A categorical variable is one that is not naturally
numerical. We represent categories
using dummy variables (a.k.a. binary variables).
For example, if there are two categories, then X = 0
if observation belongs to category 1 and X = 1 if observation belongs to
category 2.
If the variable is for gender then we could code it so that
if male, X = 0 and if female, X=1.
Perhaps we’re trying to estimate the life span of an
individual given his/her gender. The
relationship might be something like
yhat i = 72 +3.5x i
So if you’re a female,
yhat i = 72 +3.5(1) = 75.5 years
And if you’re male, yhat i = 72 +3.5(0) = 72
years
The difference in life expectancies is b1 = 3.5
years.
What if there are more than two categories? For example, how would we represent class
standing (FR, SO, JR, SR)? It takes one
less dummy variable than the number of categories to represent this. An example coding scheme follows.
Let X1 = 1 if SO and 0 otherwise. Let X2 = 1 of JR and 0 otherwise. Let X3 = 1 if SR and 0 otherwise.
X1 X2 X3
FR 0 0 0 (the
category with all zeros is referred to as the reference class)
SO 1 0 0
JR 0 1 0
SR 0 0 1
Let’s use this in an example. Suppose we are trying to predict someone’s income based on
his/her class standing (X1, X2, X3) and age (x4). (See the INCOME.XLS file.)
The regression results show that
yhat i = 2435.3 + 163.1x1i + 3704.5x2i
+ 11239x3i+ 478.2x4i
For freshmen, x1 = x2 = x3 = 0
yhat i = 2435.3 + 478.2x4i
For sophomores, x1 =1, x2 = x3 = 0
yhat i = 2598.4 + 478.2x4i
For juniors, x2 = 1,
x1 = x3 = 0
yhat i = 6139.8 + 478.2x4i
For seniors, x3 = 1, x1 = x2 = 0
yhat i = 13674.3 + 478.2x4i
These are all parallel lines (i.e. the slopes are the
same). Only the intercepts differ. Graph these. Then answer the following questions.

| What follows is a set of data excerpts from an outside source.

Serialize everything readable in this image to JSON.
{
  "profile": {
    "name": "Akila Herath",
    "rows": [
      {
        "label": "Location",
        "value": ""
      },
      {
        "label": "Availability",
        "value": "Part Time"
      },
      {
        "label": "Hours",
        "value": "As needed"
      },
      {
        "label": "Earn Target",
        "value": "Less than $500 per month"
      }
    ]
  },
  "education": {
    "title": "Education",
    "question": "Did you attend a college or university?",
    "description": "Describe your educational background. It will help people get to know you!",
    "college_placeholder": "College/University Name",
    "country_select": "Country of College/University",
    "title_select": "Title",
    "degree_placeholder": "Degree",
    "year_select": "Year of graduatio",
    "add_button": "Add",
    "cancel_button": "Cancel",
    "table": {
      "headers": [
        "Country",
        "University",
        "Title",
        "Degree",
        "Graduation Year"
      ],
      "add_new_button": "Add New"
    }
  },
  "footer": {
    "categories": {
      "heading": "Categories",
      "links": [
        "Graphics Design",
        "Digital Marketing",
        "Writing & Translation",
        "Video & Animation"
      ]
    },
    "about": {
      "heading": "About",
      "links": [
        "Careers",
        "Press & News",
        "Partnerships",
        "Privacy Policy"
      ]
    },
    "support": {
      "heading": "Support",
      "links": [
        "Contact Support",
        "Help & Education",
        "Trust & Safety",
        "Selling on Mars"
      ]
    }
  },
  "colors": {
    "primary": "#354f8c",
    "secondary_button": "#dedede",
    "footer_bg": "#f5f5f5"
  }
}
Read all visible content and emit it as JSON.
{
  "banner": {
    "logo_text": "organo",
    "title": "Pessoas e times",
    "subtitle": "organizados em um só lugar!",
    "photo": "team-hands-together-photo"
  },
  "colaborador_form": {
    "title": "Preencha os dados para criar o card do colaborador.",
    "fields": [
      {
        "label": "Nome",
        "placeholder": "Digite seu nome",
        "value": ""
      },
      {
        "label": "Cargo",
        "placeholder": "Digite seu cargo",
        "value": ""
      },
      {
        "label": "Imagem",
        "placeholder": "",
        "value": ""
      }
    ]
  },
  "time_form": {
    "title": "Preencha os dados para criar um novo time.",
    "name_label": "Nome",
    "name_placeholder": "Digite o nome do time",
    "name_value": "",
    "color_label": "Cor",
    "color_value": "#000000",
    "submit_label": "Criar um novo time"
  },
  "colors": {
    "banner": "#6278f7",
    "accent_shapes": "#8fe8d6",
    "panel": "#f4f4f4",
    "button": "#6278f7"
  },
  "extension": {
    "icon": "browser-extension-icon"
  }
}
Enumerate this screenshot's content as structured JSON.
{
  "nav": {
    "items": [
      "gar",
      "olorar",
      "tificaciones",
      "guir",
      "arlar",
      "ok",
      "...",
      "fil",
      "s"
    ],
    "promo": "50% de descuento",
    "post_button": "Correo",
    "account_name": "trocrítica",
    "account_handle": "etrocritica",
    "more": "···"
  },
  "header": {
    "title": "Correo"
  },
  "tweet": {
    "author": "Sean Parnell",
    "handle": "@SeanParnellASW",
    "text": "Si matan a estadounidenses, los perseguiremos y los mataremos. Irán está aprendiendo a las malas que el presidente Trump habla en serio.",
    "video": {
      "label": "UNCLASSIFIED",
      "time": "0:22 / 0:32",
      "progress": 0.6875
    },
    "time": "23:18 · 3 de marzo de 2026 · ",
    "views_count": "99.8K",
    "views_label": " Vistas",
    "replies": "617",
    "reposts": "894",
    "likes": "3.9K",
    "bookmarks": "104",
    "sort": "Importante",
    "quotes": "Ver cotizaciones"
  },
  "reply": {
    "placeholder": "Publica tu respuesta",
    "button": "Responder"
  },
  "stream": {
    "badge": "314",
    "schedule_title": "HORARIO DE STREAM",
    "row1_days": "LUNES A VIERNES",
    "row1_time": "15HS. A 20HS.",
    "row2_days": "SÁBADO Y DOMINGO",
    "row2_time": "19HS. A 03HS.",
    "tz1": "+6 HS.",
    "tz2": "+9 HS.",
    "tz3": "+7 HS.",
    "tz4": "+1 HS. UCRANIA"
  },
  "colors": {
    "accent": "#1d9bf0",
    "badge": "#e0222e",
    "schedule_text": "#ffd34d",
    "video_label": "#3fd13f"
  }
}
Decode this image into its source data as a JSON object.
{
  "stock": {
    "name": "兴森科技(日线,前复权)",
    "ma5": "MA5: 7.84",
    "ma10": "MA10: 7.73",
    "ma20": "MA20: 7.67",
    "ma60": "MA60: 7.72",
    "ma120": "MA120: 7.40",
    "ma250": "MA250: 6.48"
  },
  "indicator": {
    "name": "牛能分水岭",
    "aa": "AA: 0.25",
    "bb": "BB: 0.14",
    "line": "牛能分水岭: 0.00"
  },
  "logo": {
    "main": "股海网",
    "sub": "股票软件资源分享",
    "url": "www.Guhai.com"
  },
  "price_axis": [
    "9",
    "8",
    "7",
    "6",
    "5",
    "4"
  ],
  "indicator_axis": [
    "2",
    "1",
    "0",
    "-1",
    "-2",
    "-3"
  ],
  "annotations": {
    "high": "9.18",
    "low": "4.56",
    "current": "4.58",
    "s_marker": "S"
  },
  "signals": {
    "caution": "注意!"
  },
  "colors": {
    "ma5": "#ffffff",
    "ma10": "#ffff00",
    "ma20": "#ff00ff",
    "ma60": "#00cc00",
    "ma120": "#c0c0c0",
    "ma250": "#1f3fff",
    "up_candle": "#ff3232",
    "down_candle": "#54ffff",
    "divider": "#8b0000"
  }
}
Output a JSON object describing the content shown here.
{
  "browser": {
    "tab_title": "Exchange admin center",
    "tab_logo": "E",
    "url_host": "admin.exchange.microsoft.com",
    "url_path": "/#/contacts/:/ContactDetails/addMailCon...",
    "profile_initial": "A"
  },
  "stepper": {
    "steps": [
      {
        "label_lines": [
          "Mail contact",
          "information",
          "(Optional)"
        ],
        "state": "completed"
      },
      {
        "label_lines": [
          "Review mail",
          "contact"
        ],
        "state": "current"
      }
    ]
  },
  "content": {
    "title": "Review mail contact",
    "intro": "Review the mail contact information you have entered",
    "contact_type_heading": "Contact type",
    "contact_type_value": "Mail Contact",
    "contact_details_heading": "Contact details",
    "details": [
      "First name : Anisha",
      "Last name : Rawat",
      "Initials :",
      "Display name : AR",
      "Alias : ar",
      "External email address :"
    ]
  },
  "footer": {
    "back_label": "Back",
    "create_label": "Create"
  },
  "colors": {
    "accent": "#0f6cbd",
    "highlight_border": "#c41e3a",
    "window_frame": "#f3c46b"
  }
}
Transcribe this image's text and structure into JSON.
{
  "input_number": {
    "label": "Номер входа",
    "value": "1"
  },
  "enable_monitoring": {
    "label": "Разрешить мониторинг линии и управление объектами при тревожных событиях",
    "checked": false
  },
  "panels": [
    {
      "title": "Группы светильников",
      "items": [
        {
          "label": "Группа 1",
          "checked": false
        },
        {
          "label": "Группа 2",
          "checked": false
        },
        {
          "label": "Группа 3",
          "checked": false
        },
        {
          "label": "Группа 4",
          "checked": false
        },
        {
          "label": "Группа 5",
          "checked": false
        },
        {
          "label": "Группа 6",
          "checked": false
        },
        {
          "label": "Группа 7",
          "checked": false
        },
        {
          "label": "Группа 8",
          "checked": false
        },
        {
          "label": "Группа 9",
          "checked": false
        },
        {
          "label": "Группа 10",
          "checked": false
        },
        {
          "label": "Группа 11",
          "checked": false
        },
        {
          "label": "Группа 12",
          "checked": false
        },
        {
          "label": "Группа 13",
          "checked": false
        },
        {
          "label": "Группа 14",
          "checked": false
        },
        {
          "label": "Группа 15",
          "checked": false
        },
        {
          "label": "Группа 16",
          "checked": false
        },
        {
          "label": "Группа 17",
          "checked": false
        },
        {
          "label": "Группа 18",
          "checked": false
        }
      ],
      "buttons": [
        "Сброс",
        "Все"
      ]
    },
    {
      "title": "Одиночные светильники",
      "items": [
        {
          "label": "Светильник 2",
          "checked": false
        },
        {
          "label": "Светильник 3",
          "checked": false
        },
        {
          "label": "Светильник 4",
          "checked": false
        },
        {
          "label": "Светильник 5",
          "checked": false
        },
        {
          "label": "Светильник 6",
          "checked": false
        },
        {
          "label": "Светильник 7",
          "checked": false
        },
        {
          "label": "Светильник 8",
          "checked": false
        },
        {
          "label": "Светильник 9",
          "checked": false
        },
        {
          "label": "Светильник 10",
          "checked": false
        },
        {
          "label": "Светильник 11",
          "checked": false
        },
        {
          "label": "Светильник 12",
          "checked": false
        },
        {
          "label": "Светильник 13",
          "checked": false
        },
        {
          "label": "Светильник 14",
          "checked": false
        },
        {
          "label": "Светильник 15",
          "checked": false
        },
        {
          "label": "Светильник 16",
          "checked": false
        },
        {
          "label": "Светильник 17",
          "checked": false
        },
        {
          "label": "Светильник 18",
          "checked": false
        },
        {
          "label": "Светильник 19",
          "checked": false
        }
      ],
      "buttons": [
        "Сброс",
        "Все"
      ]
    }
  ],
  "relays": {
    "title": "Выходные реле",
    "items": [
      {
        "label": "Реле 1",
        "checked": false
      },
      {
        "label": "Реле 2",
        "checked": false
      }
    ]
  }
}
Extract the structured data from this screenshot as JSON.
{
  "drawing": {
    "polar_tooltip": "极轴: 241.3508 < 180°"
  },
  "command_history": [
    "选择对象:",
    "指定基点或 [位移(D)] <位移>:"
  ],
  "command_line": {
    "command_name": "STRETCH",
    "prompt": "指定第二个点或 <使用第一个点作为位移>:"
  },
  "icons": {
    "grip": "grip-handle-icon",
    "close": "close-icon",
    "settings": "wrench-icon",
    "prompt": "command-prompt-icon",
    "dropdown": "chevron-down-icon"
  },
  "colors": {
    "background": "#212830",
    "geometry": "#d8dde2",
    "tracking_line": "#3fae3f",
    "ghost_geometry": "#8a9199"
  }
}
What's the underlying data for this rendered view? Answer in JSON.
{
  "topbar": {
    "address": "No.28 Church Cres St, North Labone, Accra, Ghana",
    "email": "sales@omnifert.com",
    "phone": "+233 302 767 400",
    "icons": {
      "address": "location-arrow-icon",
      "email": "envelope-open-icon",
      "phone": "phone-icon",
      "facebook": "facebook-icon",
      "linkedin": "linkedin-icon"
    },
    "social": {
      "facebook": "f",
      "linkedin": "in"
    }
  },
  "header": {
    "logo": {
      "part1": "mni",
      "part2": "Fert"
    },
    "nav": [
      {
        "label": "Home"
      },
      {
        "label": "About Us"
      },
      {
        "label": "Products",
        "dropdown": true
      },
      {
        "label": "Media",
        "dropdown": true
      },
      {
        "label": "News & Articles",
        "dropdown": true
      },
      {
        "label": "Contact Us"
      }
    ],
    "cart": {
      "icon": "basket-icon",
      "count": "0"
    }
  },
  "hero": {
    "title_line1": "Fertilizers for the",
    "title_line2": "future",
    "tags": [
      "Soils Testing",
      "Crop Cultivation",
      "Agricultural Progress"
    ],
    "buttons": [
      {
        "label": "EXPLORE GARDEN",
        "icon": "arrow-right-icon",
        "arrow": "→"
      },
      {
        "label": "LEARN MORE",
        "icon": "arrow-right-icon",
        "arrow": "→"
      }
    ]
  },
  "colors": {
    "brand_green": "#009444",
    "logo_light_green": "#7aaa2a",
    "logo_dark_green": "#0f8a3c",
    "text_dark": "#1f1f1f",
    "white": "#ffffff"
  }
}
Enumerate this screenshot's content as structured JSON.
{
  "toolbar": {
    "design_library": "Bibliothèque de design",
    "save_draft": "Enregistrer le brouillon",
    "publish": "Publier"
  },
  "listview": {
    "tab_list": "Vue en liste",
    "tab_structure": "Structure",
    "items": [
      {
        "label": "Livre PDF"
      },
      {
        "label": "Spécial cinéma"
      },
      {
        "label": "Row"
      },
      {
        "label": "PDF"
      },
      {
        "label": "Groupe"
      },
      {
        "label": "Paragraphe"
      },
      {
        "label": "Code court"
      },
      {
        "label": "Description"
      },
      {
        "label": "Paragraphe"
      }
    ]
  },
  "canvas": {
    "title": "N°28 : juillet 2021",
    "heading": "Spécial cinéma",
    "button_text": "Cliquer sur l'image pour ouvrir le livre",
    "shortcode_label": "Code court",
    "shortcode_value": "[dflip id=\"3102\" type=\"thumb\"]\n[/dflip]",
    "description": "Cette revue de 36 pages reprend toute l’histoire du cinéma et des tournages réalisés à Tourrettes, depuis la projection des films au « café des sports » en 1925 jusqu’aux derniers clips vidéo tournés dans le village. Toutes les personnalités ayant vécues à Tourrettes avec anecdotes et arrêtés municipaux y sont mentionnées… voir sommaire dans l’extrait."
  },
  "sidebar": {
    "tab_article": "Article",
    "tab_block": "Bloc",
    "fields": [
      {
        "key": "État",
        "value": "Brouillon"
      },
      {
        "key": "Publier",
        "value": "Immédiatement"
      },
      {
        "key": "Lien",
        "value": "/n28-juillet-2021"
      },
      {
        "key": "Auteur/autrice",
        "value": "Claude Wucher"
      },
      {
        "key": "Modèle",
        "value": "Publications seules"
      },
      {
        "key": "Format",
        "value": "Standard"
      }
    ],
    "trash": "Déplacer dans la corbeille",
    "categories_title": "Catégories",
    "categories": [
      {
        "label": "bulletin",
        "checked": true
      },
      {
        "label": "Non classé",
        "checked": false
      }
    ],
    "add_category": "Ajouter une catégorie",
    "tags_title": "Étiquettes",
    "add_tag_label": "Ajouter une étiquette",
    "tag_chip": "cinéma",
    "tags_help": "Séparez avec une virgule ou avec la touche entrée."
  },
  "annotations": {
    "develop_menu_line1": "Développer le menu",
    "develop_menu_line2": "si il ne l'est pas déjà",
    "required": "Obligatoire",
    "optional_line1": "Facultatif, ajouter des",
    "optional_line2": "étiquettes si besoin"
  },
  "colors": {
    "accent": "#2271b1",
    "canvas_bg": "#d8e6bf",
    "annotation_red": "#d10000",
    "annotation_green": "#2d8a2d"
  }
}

· If there are two students who are both 28, but one is a freshman and one is a senior, what is the difference in their expected incomes?
Do you see why freshman is referred to as the reference
class?
The slope for a dummy variable shows the difference in
yhat across categories, holding other
independent variables constant!
Note that this model is significant and each variable is
significant in the presence of the others except for X1. How would you interpret that?